The autonomous Chevy Bolt then bolts forward until it clears an intersection and pulls over again, with emergency flashers activated.

"Are you serious?" a woman crossing the street says to a friend. "We're gonna have to watch this."

A real-life comedy skit unfolds as three apparently puzzled officers walk around the car and peer at its empty seats. One tries a locked door and later uses his cell phone, presumably calling a supervisor.

The curbside clip, originally on Instagram, has been played nearly 200,000 times since going on YouTube last Saturday. That got the GM subsidiary's attention:

"The humorous episode highlights some of the situations that can occur as driverless cars become more common on city streets," posts CNBC

Cruise, a GM subsidiary, started to offer nighttime rides to the public earlier this year in San Francisco in driverless cars, although it's not yet charging and riders need to apply for a waitlist.

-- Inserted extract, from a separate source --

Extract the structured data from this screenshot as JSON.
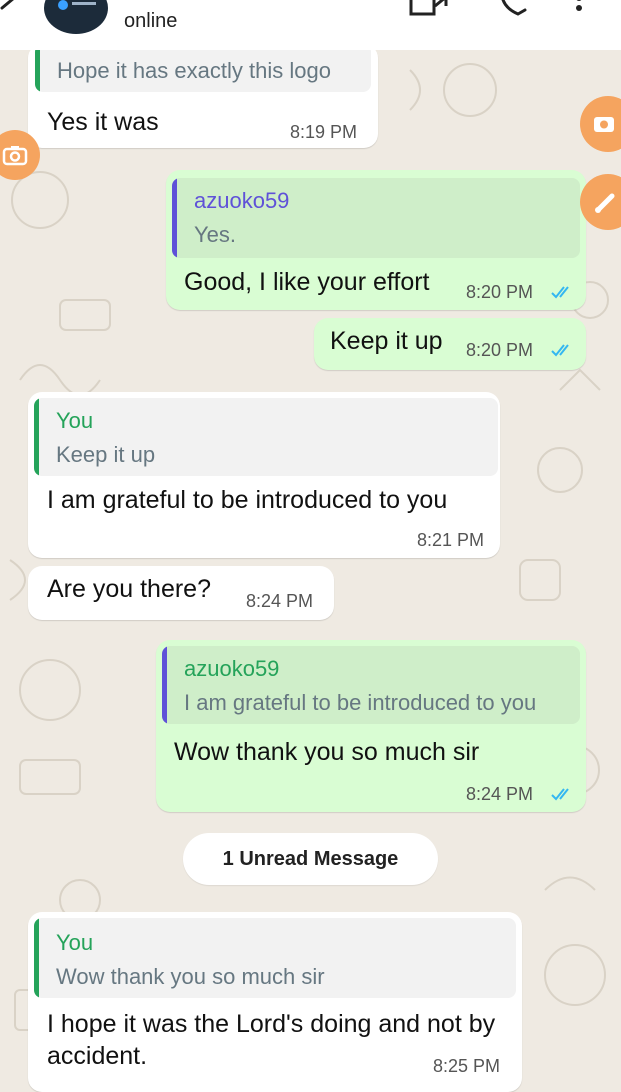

Cruise was founded in 2013 and bought by GM three years later. It's the core of the Detroit automaker's self-driving research and development efforts. 

"Critical" guidance from Cruise for law enforcers.

GM says in a blog post last month:

Cruise has developed its autonomous vehicle technology via a fleet of upgraded Chevy Bolt EVs. The upgraded Bolts have successfully roamed the streets of San Francisco without a human pilot on board, much to the astonishment of members of the public who have taken a ride.

Astonishment spreads beyond the public to include uniformed patrol officers, evidently. In an effort to educate them, the company last November posted a 19-minute guide for first responders on "Interacting with a Cruise Autonomous Vehicle." It suggests calling a 24-hour help line before approaching.